Philo Farnsworth, History’s Forgotten Inventor of Television

Philo Farnsworth, History’s Forgotten Inventor of Television
Farnsworth at his San Francisco electronics laboratory. Courtesy of TheHistoryofTV.com
Dave Paone
Updated:

On a summer’s afternoon in 1920, 14-year-old Philo Taylor Farnsworth was plowing a potato field on his family’s Idaho farm. The horse was pulling a disc harrow, and the teen followed behind.

Farnsworth, the horse, and the harrow plowed a row, turned around, plowed another row, and turned around again until the job was done.

It was at this moment that the science-loving teenager had an idea. If he could train an electron using the same method—go to the end of one row, turn around, then another row—he could send pictures through the air.
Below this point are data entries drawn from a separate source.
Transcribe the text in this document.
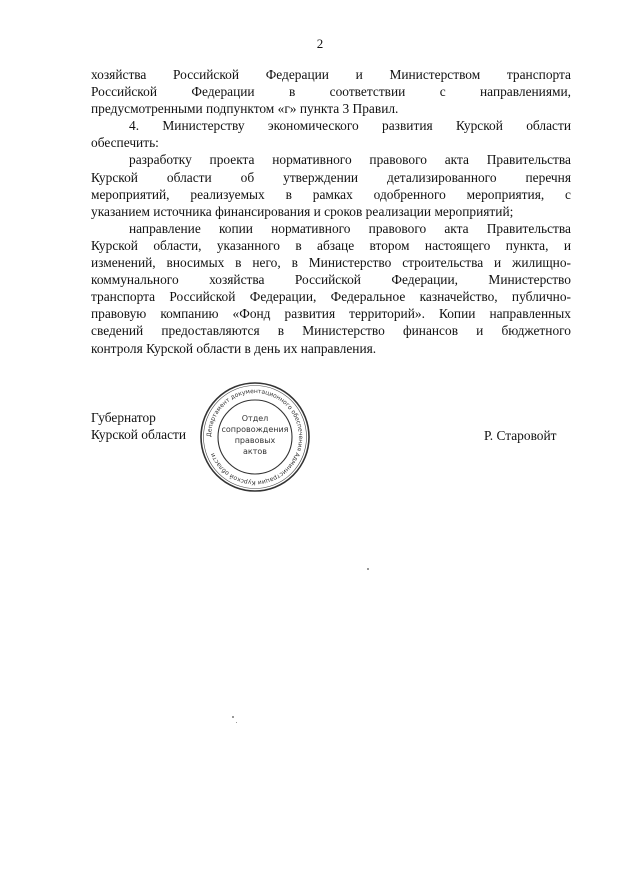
2
хозяйства Российской Федерации и Министерством транспорта
Российской Федерации в соответствии с направлениями,
предусмотренными подпунктом «г» пункта 3 Правил.
4. Министерству экономического развития Курской области
обеспечить:
разработку проекта нормативного правового акта Правительства
Курской области об утверждении детализированного перечня
мероприятий, реализуемых в рамках одобренного мероприятия, с
указанием источника финансирования и сроков реализации мероприятий;
направление копии нормативного правового акта Правительства
Курской области, указанного в абзаце втором настоящего пункта, и
изменений, вносимых в него, в Министерство строительства и жилищно-
коммунального хозяйства Российской Федерации, Министерство
транспорта Российской Федерации, Федеральное казначейство, публично-
правовую компанию «Фонд развития территорий». Копии направленных
сведений предоставляются в Министерство финансов и бюджетного
контроля Курской области в день их направления.
Губернатор
Курской области	Р. Старовойт
Департамент документационного обеспечения Администрации Курской области
Отдел
сопровождения
правовых
актов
The inspiration for television came from a horse.

The Next Step

The following fall, Farnsworth started high school. At the end of the school year, he took his idea to his science teacher, Justin Tolman, and wrote out on the chalkboard just how the transmission of pictures would work.
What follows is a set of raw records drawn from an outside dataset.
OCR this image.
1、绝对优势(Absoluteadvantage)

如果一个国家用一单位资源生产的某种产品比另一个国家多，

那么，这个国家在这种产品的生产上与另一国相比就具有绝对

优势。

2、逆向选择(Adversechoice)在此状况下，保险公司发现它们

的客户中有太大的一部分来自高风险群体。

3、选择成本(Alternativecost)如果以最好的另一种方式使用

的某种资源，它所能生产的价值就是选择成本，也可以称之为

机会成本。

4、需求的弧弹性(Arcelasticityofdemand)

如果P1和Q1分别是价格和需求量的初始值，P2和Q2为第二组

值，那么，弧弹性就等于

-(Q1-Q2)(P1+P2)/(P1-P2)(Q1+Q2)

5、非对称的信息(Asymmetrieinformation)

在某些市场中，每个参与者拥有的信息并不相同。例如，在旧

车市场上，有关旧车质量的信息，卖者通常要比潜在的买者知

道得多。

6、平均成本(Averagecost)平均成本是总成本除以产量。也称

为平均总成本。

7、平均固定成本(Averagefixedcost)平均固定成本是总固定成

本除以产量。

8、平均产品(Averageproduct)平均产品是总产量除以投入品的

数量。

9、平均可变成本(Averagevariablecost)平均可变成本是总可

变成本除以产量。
Tolman had a hard time following what the freshman was saying. At the end of their conversation, Farnsworth drew in his notebook a sketch of what the inner workings of a television camera might look like, tore out the page, and handed it to Tolman. 30 years later, this crude diagram proved to be a crucial piece of evidence in a lawsuit.

He dropped out of school to help support his family, and when his father, Lewis, died soon after, there was no going back. At 19, Farnsworth married literally the girl next door, Elma Gardner, who went by the nickname Pem. Two investors, Les Gorrell and George Everson, set the couple up with a lab in California with their investment of $6,000. Farnsworth knew he’d be devoting an enormous amount of time to research, so he asked Pem to work with him side-by-side. She agreed.

As documented in Farnsworth’s book of daily records, the first successful television transmission took place on September 7, 1927. Everson sent a telegram to Gorrell with the single sentence, “The damn thing works!”